Native Hawaiian Artist

Solomon Enos is a Native Hawaiian artist, illustrator, and activist. Enos has had their work displayed at the National Museum of the American Indian and Bernice Pauahi Bishop Museum.

== Life ==
Enos was born in the Makaha Valley to Eric and Shelly Enos. Eric Enos was an artist and cultural practitioner who founded the Ka‘ala Cultural Learning Center. Shelly Enos worked at Wai‘anae Coast Comprehensive Health Center. Enos has three brothers, Kamuela, Kanoe, and Kanohi. In 2010, Kamuela Enos was named as commissioner for President Obama’s Advisory Committee for Asian Americans and Pacific Islanders.

== Works ==
In 2004, Enos' illustrated Kimo Armitage's book Akua Hawai`i (The Gods and Goddesses of Hawai`i), which was published through Bishop Museum Press.
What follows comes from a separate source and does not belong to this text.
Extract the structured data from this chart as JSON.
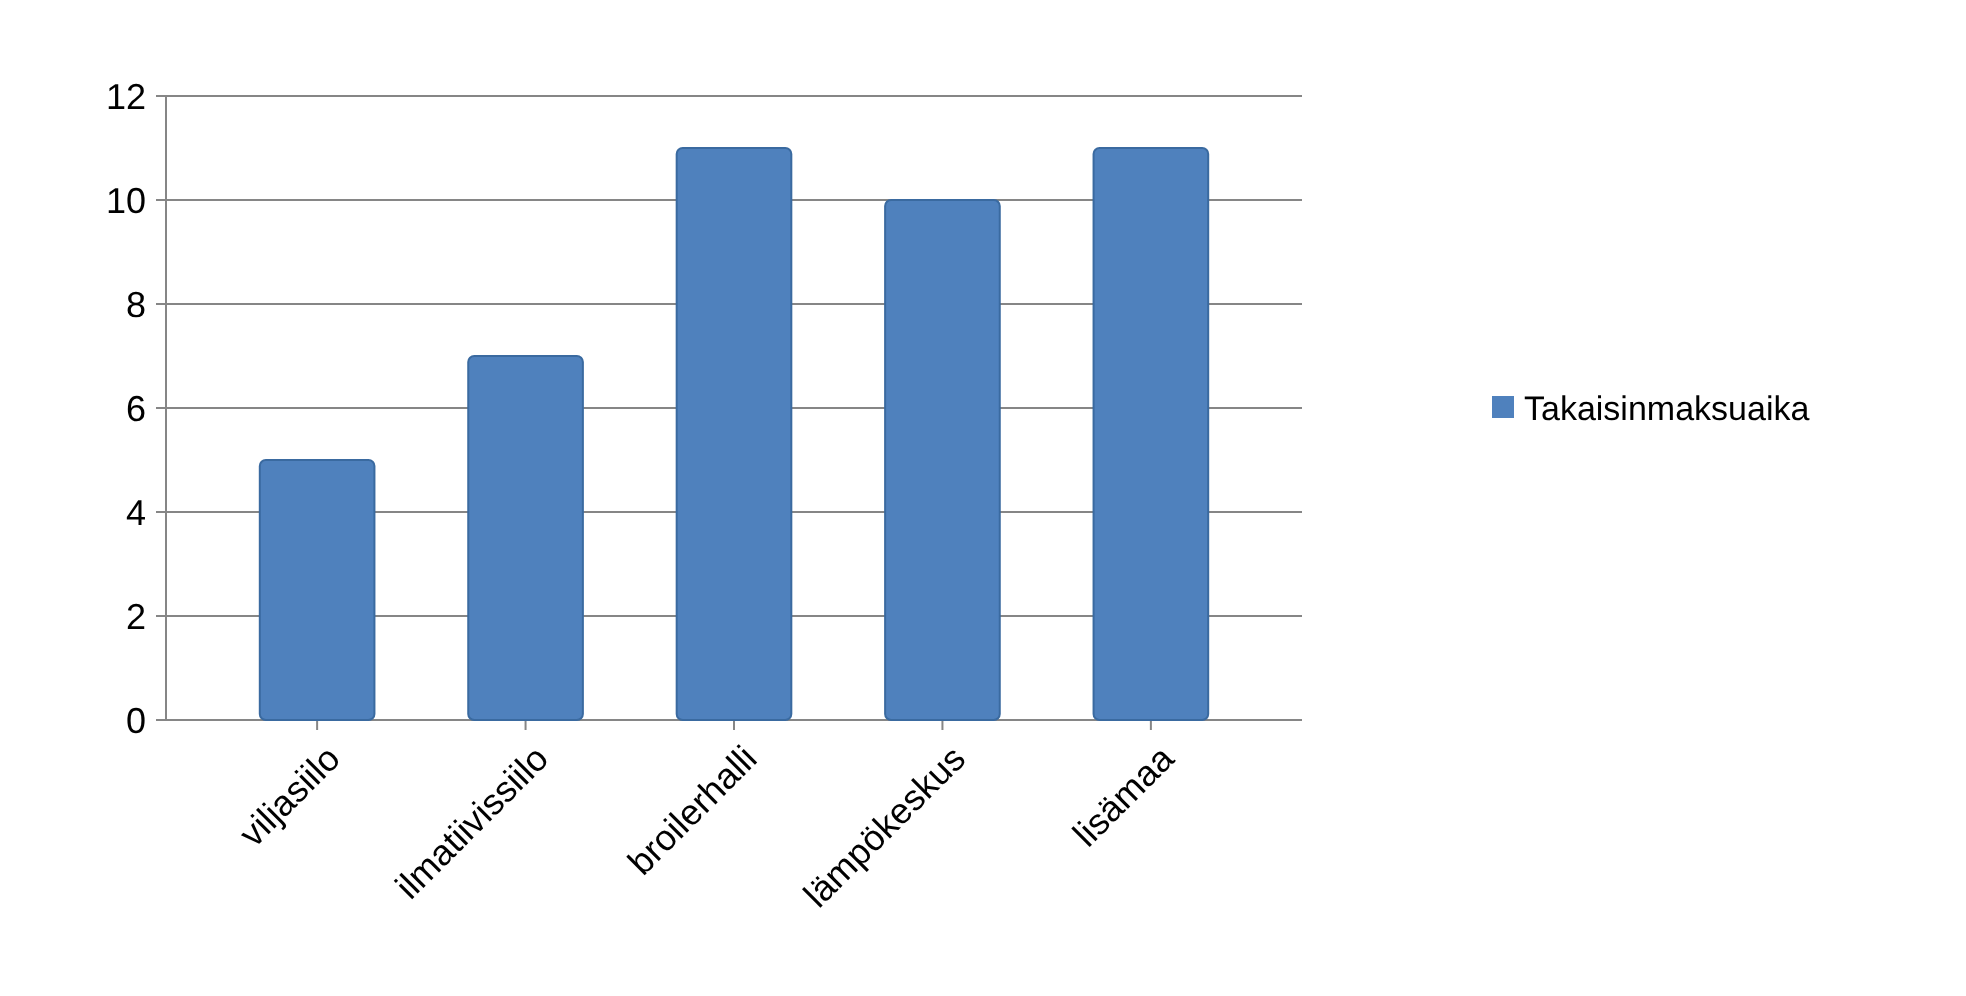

In 2006, Enos illustrated the Epic Tales of Hi`iakaikapoliopele, which was published through Awaiaulu Press. In May 2011, Enos' work was displayed by the National Museum of the American Indian in a multisite exhibit titled "This IS Hawai‘i." In 2016, Enos was featured in the Smithsonian Asian Pacific American Center's event "CTRL+ALT: A Culture Lab on Imagined Futures." In 2017, Enos was awarded a $25,000 grant from the Joan Mitchell Foundation. Enos also completed a public mural in Thomas Square. In 2019, a mural that Enos had made in collaboration with five other artists was featured in the Bernice Pauahi Bishop Museum's exhibition Unreal: Hawai‘i in Popular Imagination. In 2020, Enos was a speaker for the 2020 Hawai'i Climate Conference. In 2022, Enos had their first exhibition at the Hawaiian Center Art Gallery. They also spoke at a virtual event hosted by the Hawaii State Public Library System called "Hawaiian Sci-fi with Solomon Enos." From July 2022 to May 2023, a series of Enos' paintings titled "Mo‘olelo Archetypes" were on display at the Pitt River Museum in Oxford, England. The paintings from "Mo‘olelo Archetypes" focused on the epiic Hawaiian myth of Hiʻiakaikapoliopele. From January 17 to March 18, 2023, Enos' work was featured alongside nine other artists including Bernice Akamine in an exhibit titled ‘Ike Kanaka at the Maui Arts & Cultural Center's Schaefer International Gallery.